In one embodiment, the invention relates to an isolated monoclonal antibody or antigen-binding fragment thereof, comprising HCDR1, HCDR2, HCDR3, LCDR1, LCDR2 and LCDR3, having the polypeptide sequences of SEQ ID NOs: 1, 7, 3, 8, 5 and 6, respectively or SEQ ID NOs: 56, 57, 3, 8, 5, and 6, respectively or SEQ ID NOs: 56, 7, 3, 8, 5, and 6, respectively or SEQ ID NOs: 1, 57, 3, 8, 5and 6, respectively. In another embodiment, the isolated monoclonal antibody or antigen-binding fragment thereof comprises a heavy chain variable region having a polypeptide sequence at least 85%, preferably 90%, more preferably 95% or more, such as 95%, 96%, 97%, 98%, or 99% identical to SEQ ID NO: 9, and a light chain variable region having a polypeptide sequence at least 85%, preferably 90%, more preferably 95% or more, such as 95%, 96%, 97%, 98%, or 99% identical to SEQ ID NO: 10. Preferably, the isolated monoclonal antibody or antigen-binding fragment thereof comprises a heavy chain variable region having the polypeptide sequence of SEQ ID NO: 9; and a light chain variable region having the polypeptide sequence of SEQ ID NO: 10.

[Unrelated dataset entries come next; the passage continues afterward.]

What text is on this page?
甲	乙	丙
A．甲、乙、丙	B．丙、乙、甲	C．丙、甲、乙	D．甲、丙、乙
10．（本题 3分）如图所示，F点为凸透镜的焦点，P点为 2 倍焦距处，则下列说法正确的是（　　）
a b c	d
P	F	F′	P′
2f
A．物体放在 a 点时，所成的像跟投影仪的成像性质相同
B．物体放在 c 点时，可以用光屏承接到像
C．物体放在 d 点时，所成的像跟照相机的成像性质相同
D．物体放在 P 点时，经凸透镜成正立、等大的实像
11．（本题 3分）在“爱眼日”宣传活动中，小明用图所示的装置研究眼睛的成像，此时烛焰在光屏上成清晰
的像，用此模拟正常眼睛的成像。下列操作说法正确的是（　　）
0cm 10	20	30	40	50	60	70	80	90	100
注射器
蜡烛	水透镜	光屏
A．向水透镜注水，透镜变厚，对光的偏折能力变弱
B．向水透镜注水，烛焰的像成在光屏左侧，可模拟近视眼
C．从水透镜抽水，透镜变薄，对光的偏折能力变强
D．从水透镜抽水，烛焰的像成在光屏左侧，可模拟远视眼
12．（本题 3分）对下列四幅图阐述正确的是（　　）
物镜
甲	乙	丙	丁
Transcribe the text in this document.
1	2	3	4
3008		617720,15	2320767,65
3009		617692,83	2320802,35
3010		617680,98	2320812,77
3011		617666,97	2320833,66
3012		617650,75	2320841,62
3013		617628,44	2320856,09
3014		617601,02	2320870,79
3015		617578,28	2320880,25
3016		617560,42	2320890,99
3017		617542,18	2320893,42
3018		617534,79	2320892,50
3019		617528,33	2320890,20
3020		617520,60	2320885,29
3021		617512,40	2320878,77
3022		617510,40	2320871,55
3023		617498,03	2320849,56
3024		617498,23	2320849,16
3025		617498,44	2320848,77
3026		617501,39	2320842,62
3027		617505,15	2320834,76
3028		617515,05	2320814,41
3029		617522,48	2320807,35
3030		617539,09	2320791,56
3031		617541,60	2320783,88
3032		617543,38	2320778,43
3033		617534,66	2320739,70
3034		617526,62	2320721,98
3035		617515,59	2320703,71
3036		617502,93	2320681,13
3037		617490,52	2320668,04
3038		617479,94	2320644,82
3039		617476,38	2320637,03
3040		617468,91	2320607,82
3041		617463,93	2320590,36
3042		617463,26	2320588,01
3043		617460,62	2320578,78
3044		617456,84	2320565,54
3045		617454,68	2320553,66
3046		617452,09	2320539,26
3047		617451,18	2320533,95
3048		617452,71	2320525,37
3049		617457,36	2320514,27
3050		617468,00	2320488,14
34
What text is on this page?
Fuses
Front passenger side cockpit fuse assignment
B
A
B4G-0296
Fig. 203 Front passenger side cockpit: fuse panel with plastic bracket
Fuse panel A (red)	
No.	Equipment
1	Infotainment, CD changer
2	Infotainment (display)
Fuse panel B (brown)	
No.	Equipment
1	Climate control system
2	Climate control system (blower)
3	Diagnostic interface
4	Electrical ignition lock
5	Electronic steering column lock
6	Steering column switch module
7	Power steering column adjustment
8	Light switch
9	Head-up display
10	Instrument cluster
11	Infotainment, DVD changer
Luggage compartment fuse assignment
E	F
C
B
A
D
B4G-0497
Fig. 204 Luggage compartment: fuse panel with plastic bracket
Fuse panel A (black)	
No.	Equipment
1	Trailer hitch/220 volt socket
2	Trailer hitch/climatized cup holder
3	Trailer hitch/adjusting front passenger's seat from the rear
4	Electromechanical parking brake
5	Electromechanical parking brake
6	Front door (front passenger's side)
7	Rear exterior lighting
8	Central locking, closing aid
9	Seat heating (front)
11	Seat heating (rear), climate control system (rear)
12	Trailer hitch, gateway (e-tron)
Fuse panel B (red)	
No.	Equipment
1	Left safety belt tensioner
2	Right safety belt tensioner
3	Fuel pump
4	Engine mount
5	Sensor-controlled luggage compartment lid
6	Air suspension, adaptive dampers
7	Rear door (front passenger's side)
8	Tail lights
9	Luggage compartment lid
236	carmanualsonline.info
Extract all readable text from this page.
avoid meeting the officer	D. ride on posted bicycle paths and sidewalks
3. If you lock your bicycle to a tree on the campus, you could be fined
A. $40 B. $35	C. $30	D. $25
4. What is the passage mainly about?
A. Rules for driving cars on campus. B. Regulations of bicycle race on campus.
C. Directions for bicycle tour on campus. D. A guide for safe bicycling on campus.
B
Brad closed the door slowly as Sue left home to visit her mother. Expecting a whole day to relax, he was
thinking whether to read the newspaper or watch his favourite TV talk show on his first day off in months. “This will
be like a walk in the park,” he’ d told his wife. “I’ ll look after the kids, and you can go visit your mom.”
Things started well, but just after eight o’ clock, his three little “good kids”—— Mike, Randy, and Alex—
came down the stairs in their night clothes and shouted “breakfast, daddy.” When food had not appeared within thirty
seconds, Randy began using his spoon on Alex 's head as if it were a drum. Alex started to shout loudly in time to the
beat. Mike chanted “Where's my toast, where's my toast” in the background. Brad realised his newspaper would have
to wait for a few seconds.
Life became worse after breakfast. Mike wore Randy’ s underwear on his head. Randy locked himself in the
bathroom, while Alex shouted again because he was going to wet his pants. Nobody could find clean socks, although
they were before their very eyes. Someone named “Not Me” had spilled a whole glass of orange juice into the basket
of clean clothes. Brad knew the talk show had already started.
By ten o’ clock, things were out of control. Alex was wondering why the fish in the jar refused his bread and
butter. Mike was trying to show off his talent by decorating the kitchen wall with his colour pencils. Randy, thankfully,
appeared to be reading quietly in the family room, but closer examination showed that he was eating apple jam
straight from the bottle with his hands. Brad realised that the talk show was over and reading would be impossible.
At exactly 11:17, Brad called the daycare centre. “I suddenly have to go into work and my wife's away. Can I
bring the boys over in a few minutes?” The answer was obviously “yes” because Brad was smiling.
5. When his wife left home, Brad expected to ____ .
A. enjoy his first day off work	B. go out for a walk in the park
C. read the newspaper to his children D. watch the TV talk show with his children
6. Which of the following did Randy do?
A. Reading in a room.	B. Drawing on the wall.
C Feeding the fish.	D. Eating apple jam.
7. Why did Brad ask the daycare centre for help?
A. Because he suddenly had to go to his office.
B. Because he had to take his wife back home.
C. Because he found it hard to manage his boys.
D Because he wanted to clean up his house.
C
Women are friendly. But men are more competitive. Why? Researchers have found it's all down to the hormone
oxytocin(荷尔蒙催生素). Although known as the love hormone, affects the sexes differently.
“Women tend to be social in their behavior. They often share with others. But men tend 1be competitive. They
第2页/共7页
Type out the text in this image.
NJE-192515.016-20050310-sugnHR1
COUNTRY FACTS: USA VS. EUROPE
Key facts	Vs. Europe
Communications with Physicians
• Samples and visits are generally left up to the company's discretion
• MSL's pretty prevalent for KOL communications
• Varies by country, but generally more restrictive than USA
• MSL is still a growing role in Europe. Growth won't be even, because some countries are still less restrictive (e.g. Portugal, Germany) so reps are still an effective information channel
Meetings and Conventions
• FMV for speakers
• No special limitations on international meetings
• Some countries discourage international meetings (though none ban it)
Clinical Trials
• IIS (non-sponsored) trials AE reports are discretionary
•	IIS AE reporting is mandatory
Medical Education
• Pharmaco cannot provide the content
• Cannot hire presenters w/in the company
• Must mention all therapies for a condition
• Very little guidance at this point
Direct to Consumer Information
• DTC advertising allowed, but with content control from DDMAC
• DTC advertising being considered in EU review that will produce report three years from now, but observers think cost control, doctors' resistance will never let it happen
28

In another particular aspect, the isolated monoclonal antibody comprises:

According to another particular aspect, the invention relates to an isolated monoclonal antibody or antigen-binding fragment thereof of the invention, wherein the antibody or antigen-binding fragment thereof is chimeric.

According to another particular aspect, the invention relates to an isolated monoclonal antibody or antigen-binding fragment thereof of the invention, wherein the antibody or antigen-binding fragment thereof is human or humanized.